ECLI:NL:RVS:2018:1464

Raad van State

Datum uitspraak
2 mei 2018
Publicatiedatum
2 mei 2018
Zaaknummer
201705424/1/R3
Instantie
Raad van State
Type
Uitspraak
Rechtsgebied
Bestuursrecht
Procedures
  • Tussenuitspraak bestuurlijke lus
Rechters
  • D.J.C. van den Broek
Vindplaatsen
  • Rechtspraak.nl
AI samenvatting door LexboostAutomatisch gegenereerd

Tussenuitspraak over bestemmingsplan Poelgeest en de aanleg van een brug in Oegstgeest

Op 2 mei 2018 heeft de Afdeling bestuursrechtspraak van de Raad van State een tussenuitspraak gedaan in een geschil tussen een appellant, wonend te Oegstgeest, en de raad van de gemeente Oegstgeest. Het geschil betreft het bestemmingsplan 'Poelgeest', dat op 20 april 2017 door de raad is vastgesteld. De appellant heeft beroep ingesteld tegen dit besluit, omdat hij vreest dat de aanleg van een brug over de sloot aan het einde van de Hugo de Vrieslaan negatieve gevolgen zal hebben voor de verkeersstromen, luchtkwaliteit, geluidniveau en veiligheid. De Afdeling heeft de zaak op 5 maart 2018 ter zitting behandeld, waarbij de appellant en de raad vertegenwoordigd door advocaten aanwezig waren.

De Afdeling heeft in haar overwegingen vastgesteld dat de raad bij de vaststelling van het bestemmingsplan niet voldoende onderzoek heeft gedaan naar de gevolgen van de aanleg van de brug. De Afdeling concludeert dat het besluit van de raad in strijd is met artikel 3:2 van de Algemene wet bestuursrecht, omdat de bestemming 'Verkeer' voor de sloot aan het einde van de Hugo de Vrieslaan niet met de vereiste zorgvuldigheid is voorbereid. De Afdeling draagt de raad op om binnen 16 weken na verzending van de uitspraak de gevolgen voor de luchtkwaliteit, geluidniveau, hinder door inschijnende koplampen en verkeersafwikkeling inzichtelijk te maken en de aanvaardbaarheid daarvan te beoordelen.

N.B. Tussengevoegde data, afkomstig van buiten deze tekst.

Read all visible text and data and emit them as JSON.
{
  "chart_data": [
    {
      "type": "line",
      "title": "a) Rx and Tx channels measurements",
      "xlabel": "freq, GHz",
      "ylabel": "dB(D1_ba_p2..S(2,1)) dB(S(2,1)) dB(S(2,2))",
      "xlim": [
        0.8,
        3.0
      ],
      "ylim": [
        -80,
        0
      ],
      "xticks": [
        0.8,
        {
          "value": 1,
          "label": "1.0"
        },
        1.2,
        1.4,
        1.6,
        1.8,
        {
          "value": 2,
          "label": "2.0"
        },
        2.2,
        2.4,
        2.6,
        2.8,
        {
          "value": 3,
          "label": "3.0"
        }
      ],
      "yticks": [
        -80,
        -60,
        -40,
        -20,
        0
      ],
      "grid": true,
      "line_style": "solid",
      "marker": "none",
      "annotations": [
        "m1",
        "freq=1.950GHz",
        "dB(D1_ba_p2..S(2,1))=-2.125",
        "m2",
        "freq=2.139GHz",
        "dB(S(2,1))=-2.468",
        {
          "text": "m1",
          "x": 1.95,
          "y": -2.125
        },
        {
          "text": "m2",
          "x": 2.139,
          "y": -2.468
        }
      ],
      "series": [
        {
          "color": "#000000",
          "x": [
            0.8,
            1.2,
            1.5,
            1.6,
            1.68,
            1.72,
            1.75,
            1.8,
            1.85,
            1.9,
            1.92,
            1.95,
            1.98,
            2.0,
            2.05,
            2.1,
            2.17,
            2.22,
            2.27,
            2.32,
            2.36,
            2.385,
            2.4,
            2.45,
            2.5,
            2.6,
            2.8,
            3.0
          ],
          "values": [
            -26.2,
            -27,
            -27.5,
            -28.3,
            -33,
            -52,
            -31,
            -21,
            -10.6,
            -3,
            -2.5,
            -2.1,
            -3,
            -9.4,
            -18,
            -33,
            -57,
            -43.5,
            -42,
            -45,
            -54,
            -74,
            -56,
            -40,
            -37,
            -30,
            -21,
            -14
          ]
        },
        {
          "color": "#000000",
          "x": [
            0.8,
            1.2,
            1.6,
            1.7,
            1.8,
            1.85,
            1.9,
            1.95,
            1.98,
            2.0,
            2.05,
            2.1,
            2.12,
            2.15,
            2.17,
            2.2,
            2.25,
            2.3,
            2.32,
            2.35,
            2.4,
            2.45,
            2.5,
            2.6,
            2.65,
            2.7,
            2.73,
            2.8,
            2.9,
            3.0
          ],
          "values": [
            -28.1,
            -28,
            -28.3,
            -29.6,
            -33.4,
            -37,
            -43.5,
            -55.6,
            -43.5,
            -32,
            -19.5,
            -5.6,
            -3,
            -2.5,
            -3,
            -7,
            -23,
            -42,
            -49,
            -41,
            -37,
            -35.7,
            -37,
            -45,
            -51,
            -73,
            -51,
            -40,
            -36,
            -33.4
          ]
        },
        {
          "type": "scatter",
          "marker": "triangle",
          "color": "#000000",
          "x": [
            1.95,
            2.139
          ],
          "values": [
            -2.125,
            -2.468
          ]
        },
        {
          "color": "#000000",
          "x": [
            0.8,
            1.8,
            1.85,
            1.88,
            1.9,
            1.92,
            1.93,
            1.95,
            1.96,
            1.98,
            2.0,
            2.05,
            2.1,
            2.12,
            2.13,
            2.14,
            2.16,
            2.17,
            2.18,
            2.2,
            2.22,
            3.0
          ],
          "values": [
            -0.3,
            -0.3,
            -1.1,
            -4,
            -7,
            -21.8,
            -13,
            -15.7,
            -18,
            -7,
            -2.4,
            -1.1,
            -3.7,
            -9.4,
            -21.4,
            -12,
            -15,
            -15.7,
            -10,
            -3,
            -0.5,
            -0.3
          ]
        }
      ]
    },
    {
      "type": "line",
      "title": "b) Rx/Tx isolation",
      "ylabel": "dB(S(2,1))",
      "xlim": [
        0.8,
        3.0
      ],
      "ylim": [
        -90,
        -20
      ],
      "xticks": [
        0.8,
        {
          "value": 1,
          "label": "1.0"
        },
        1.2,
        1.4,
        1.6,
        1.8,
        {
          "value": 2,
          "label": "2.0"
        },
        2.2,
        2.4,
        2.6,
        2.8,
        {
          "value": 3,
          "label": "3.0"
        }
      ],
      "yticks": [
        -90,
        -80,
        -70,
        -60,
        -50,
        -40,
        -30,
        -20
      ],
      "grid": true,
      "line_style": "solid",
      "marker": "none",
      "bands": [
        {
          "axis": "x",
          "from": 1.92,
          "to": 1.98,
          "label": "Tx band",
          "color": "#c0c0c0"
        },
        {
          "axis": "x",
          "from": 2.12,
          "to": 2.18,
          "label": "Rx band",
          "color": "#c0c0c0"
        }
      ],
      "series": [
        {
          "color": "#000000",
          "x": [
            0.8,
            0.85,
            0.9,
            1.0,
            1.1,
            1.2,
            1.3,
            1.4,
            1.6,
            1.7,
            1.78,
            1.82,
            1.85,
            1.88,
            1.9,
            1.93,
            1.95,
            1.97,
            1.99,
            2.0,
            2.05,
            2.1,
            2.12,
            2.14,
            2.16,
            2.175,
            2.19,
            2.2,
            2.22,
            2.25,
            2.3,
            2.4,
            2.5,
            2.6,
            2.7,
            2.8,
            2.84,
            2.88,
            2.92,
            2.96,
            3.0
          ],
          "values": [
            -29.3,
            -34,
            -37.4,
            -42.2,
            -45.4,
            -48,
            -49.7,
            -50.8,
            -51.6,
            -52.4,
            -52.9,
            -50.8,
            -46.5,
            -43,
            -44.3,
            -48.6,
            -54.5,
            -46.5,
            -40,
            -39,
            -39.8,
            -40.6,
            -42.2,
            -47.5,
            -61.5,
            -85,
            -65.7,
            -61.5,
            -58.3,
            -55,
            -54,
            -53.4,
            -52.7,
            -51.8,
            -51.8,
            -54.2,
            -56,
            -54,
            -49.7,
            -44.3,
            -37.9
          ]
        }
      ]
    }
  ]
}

De uitspraak benadrukt het belang van zorgvuldigheid bij de voorbereiding van bestemmingsplannen en de noodzaak om de gevolgen van dergelijke plannen goed in kaart te brengen.

Uitspraak

201705424/1/R3.
Datum uitspraak: 2 mei 2018
AFDELING
BESTUURSRECHTSPRAAK
Tussenuitspraak met toepassing van artikel 8:51d van de Algemene wet bestuursrecht (hierna: de Awb) in het geding tussen:
[appellant], wonend te Oegstgeest,
en
de raad van de gemeente Oegstgeest,
verweerder.
Procesverloop
Bij besluit van 20 april 2017 heeft de raad het bestemmingsplan "Poelgeest" vastgesteld.
Tegen dit besluit heeft [appellant] beroep ingesteld.
De raad heeft een verweerschrift ingediend.
[appellant] heeft nadere stukken ingediend.
De Afdeling heeft de zaak ter zitting behandeld op 5 maart 2018, waar [appellant] en de raad, vertegenwoordigd door mr. R. Lever, advocaat te Leiden, en mr. K.V.L. Troost, zijn verschenen.
Overwegingen
1.    Ingevolge artikel 8:51d van de Awb, voor zover hier van belang, kan de Afdeling het bestuursorgaan opdragen een gebrek in het bestreden besluit te herstellen of te laten herstellen.
Inleiding
2.    Het plan is opgesteld om te voldoen aan de actualiseringplicht op grond van de Wet ruimtelijke ordening. Met het oog op de inwerkingtreding van de Omgevingswet voorziet het plan tevens in een samenvoeging van een aantal bestemmingsplannen. Het bestemmingsplan voorziet daarom in een actuele juridisch-planologische regeling voor Poelgeest, Oud Poelgeest en Overveerpolder. Het betreft een in hoofdzaak consoliderend plan.
[appellant] keert zich ertegen dat het bestemmingsplan bij recht de aanleg van een brug over de sloot aan het einde van de Hugo de Vrieslaan mogelijk maakt. Hij vreest dat de Hugo de Vrieslaan zal worden aangesloten op een nog aan te leggen andere brug over de Haarlemmertrekvaart. Om de aanleg van die brug over de Haarlemmertrekvaart mogelijk te maken, is zowel door de raad van de gemeente Leiden, op 30 november 2017, als door de raad van de gemeente Oegstgeest, op 23 november 2017, een bestemmingplan "Brug Poelgeest 2017" vastgesteld.
Het beroep van [appellant]
3.    [appellant] heeft ter zitting de beroepsgrond ingetrokken dat de mogelijkheid om aan het einde van de Hugo de Vrieslaan een brug aan te leggen in strijd is met eerdere toezeggingen.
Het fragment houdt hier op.